Around a quarter of NSW small businesses (22.9%) expect revenue to decline, by -1.1% on average.
A relatively buoyant number (61.3%) say they are in a position to ride things out if conditions don’t markedly improve.
Only 7.7% say they will close if current conditions continue, while one in five (19.7%) will sell and 11.4% are unsure.
Outside of tourism hotspots, Queensland SMEs have been relatively unscathed.
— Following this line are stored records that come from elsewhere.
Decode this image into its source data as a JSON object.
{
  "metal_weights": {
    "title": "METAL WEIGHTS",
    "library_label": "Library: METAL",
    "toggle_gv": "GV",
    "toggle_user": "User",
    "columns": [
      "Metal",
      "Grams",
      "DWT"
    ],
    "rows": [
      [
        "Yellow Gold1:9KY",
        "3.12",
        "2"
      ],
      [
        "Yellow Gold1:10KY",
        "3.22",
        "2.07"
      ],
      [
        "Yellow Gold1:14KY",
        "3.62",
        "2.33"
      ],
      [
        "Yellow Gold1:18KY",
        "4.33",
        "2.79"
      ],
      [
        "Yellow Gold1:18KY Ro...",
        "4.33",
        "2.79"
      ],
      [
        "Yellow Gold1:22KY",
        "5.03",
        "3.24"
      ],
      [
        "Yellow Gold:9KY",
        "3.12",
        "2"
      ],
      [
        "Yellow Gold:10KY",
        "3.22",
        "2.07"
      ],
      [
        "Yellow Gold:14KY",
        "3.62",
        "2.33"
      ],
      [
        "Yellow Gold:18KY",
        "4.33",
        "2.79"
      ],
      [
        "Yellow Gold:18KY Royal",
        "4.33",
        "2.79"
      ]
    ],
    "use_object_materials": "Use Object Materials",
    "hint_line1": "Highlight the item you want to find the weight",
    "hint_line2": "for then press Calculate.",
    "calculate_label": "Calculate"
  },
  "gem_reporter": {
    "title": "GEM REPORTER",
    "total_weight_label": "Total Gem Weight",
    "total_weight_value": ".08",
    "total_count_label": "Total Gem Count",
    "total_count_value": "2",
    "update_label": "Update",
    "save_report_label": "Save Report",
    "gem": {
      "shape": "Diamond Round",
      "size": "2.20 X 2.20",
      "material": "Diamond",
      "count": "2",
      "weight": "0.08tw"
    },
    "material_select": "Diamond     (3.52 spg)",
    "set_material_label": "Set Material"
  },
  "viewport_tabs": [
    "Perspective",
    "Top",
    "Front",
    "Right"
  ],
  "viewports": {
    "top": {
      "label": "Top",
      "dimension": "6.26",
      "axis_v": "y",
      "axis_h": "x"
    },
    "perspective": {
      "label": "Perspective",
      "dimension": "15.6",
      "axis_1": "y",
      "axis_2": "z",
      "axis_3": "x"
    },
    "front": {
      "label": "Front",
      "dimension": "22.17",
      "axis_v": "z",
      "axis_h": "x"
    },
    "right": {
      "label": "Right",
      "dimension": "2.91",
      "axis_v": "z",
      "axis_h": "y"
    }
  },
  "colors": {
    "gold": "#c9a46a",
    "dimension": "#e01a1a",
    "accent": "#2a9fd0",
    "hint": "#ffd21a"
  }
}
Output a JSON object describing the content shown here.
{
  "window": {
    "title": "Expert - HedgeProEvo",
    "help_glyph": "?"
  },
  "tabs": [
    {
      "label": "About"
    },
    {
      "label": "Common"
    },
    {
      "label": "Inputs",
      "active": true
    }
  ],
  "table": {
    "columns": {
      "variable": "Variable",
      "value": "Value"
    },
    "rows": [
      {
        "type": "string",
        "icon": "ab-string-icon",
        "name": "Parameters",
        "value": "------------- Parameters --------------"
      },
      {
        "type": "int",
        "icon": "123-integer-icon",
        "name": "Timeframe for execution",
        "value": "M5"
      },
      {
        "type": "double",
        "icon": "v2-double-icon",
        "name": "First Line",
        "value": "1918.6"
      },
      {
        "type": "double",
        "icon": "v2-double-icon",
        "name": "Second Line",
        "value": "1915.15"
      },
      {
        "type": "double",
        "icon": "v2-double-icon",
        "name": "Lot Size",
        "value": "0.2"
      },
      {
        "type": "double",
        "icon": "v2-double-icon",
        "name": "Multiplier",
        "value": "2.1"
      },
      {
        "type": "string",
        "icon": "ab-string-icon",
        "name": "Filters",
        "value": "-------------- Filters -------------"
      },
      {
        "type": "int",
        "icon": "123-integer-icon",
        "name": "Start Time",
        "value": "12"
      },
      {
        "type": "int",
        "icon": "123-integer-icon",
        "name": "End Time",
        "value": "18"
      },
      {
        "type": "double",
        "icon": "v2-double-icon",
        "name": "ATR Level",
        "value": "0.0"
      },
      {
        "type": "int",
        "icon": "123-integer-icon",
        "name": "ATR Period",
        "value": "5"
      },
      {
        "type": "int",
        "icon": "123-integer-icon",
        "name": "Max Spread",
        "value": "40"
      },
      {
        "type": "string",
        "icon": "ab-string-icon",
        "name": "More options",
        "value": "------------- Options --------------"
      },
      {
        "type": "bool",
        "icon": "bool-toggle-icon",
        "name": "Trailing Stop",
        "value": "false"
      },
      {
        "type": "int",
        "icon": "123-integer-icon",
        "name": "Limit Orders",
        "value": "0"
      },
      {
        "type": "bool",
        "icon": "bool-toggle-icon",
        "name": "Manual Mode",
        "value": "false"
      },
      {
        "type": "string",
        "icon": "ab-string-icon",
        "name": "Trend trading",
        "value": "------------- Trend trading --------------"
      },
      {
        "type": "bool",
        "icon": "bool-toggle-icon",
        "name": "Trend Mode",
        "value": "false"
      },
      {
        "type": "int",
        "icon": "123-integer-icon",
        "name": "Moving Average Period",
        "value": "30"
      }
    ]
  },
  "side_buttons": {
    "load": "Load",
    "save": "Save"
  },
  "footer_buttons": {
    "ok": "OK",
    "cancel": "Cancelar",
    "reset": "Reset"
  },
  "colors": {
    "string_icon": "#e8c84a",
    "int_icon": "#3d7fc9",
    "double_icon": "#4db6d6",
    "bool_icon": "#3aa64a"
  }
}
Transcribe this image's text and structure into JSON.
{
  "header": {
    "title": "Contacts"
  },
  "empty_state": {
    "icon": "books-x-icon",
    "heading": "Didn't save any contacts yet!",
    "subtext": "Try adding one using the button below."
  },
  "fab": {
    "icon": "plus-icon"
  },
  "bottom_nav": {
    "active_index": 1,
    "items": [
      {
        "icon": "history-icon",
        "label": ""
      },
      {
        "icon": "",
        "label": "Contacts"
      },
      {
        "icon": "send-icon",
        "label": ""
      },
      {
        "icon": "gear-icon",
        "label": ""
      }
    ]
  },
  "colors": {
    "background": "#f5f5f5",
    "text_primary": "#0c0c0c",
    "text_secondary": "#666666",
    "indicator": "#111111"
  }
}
It remains to be seen whether this optimism continues given the pre-Easter lockdown in the state (that came after this polling).
Only two in every 100 small businesses in the sunshine state expect revenue to decline over the next six months, forecasting an average decline of -5.8%.
Almost half (48.5%) expect to achieve a revenue increase, a modest +1.3% on average.
A similar proportion (49.3%) expect to survive if current market conditions continue, while 15 in every 100 Queensland SMEs are facing closure and 20 in every 100 may need to sell.
On the back of a buoyant mining and resources industry, the west is the most bullish of the states.
Here, 84.5% of small businesses are expecting positive revenue growth (by, on average, +6.1%) and only 3.6% expect revenue to decline (by a minimal -1%).
This small cohort expecting revenue to decline matches the 4.2% of SMEs in the west who say they will close if the economic outlook doesn’t significantly improve; a further 15.5% will look to sell.
A robust number of WA businesses (74.4%) expect to survive if current market conditions continue.
South Australia and Northern Territory
SMEs in South Australia and the Northern Territory are also bullish, with 73.4% expecting growth (by +3.2% on average) and 8.9% bracing for decline (by -2.3%).
Fewer than one in five businesses in SA and NT believe they will have to close (12.7%) or sell (5.1%) if trading conditions don’t significantly improve.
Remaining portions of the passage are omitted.